The economic aspects of male hormonal contraception have been studied. Assuming a market size of 10 million men in the USA and 50 million men worldwide, the market value of a new male contraceptive method is estimated to be worth 40 to 200 billion dollars [69]. The NICHD currently supports the development of novel targets for male contraception as well as funding to male hormonal contraceptive clinical trials. The Population Council’s contraceptive development focuses on Nestorone and MENT.
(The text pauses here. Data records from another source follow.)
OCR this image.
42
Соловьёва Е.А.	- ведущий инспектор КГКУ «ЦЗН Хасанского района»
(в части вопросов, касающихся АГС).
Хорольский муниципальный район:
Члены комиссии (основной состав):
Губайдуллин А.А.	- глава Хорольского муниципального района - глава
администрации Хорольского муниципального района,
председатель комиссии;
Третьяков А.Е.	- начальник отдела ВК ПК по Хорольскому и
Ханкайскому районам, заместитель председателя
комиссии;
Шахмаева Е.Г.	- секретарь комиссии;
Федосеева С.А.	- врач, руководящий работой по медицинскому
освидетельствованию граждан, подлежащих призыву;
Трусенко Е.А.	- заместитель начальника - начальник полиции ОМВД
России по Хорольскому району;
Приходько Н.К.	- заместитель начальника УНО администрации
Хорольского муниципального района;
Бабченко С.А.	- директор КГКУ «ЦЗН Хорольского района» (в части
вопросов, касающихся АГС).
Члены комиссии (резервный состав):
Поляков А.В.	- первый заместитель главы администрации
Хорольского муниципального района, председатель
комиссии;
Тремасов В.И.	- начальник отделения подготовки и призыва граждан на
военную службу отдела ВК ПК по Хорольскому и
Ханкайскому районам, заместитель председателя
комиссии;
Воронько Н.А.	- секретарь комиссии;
The pharmaceutical industry has withdrawn support in research and development of contraception. This lack of industry support despite a large potential market is disappointing but may be due to several concerns including that men will not use the prescribed contraception method consistently, cost of male hormonal methods and differential pricing for developed and developing countries, and potential unknown long term side effects. Thus, government and academia will need to collaborate with community advocates to generate interest in smaller, specialty pharmaceutical companies that are interested in reproductive health. Advocacy from public interest groups will also help to push the agenda forward for male contraceptive development.

Conclusion

Large-scale clinical trials in men proved that when sperm output is suppressed to a very low level, the contraceptive efficacy is very high. Androgens plus a progestin will most likely be the first hormonal contraception method for men. The matching of a progestin to testosterone may be more complex, and a balance between the two steroids may be necessary to produce a viable, safe, and reversible male hormonal contraception. Surveys in men and women in the reproductive age group suggest that many men and women would accept male hormonal methods as a contraceptive option. Partnership between government, nongovernment agencies, academia, and industry will identify the best combinations of steroids to bring forward, conduct clinical trials, and submit reports to regulatory agencies for approval, and ensure accessibility of these approved agents by all men.